The sequence of facts, has led to believe that if there was a uniform and consistent practice and procedure in the assessment of permanent disablement and possibly functional disability thereof, then the scope for expeditious disposal of claims may be possible and avoidance of appeals may also become feasible.
This Court has pointed out to Central Government Notification on assessment of disability - it is found that Disability (Permanent Physical Impairment) –Assessment and Certification- Guidelines & Gazette Notification- issued by Ministry of Social Justice & Empowerment, Government of India- Regd No.DL33004/99 ( Extraordinary) Part II, Sec 1, June,13, 2001- published by National Institute for the Orthopaedically Handicapped, is a comprehensive test and manual put in place. On going through the same, it is found that it has been drafted and crafted meticulously and has given formula which may lead to arithmetical accuracy in assessment of permanent disability. Or at least it reduces the scope for divergence in assessment and introduces the much needed element of uniformity and consistency in assessment of permanent disability.
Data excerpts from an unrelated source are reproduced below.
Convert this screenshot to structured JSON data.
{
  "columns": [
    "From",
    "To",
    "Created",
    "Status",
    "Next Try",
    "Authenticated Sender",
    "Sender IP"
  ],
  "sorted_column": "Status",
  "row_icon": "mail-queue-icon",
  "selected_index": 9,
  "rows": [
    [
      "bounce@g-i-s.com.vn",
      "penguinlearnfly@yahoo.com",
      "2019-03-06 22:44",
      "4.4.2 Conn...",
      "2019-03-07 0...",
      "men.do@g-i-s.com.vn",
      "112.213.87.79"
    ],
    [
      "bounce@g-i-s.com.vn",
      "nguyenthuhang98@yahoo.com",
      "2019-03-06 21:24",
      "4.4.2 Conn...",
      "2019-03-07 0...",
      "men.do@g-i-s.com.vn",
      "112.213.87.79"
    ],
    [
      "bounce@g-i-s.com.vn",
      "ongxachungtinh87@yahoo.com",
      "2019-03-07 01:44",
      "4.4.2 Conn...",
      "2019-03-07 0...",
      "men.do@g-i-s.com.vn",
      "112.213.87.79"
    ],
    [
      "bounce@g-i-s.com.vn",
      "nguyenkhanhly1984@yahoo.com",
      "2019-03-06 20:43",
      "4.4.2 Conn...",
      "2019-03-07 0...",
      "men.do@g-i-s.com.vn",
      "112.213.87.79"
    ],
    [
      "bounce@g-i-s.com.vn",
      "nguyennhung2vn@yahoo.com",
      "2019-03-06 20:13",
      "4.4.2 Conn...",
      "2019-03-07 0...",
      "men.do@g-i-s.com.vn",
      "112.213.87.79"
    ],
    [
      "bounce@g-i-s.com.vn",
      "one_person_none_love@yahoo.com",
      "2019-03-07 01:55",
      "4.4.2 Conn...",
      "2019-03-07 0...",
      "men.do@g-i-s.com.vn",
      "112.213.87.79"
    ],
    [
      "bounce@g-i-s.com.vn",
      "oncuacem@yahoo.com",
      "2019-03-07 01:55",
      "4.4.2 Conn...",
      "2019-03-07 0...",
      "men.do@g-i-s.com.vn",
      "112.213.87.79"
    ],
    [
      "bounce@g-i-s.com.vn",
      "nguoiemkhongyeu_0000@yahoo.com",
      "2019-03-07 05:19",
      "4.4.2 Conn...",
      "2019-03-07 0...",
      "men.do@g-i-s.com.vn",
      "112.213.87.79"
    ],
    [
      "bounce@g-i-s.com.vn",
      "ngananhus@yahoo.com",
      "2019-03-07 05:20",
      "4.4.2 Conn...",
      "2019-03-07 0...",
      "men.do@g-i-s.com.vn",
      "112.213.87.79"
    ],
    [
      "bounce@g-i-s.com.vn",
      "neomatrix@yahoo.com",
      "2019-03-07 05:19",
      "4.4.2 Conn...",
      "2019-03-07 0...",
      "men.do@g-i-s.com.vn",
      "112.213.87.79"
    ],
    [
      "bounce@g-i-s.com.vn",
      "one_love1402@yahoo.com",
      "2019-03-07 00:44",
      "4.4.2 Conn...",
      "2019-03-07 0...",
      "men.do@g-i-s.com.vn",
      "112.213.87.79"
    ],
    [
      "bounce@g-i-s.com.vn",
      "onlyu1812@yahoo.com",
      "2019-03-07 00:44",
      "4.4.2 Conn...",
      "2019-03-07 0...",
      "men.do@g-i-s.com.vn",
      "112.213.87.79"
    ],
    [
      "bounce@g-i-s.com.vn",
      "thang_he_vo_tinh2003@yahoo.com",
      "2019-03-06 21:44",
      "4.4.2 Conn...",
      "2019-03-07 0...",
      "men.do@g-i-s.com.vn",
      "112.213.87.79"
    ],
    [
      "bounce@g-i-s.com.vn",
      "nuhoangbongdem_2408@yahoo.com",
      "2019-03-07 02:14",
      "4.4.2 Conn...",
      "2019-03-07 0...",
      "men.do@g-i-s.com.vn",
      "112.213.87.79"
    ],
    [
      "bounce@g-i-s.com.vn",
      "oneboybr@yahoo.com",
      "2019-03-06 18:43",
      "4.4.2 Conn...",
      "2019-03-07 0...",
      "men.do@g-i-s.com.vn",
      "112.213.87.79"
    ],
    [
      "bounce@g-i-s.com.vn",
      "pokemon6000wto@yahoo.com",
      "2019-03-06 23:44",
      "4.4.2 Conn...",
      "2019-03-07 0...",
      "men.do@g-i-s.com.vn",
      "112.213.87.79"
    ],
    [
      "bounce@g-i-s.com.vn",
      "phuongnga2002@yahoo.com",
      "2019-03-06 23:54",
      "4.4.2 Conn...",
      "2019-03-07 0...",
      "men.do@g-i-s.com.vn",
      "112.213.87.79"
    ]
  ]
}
It is felt that if certificates of permanent disability are issued by Medical Boards in the Districts where the claims are pending and they are based on the Central Government Circular dt.13/6/2001, then scope for challenge of the same may be driven out to a large extent. In addition thereto, a positive fall out could be that such certificates could be marked without the need to examine the Medical Doctors , who are otherwise required to be examined. Time taken for proving the permanent disablement may be shortened and the proof also would be credible, authentic, uniform and consistent. It would be much needed and most welcome medicine for this jurisdiction now infested with far too many claims thanks to the burgeoning number of motor accidents. We have little hesitation in commending its acceptance as early as possible.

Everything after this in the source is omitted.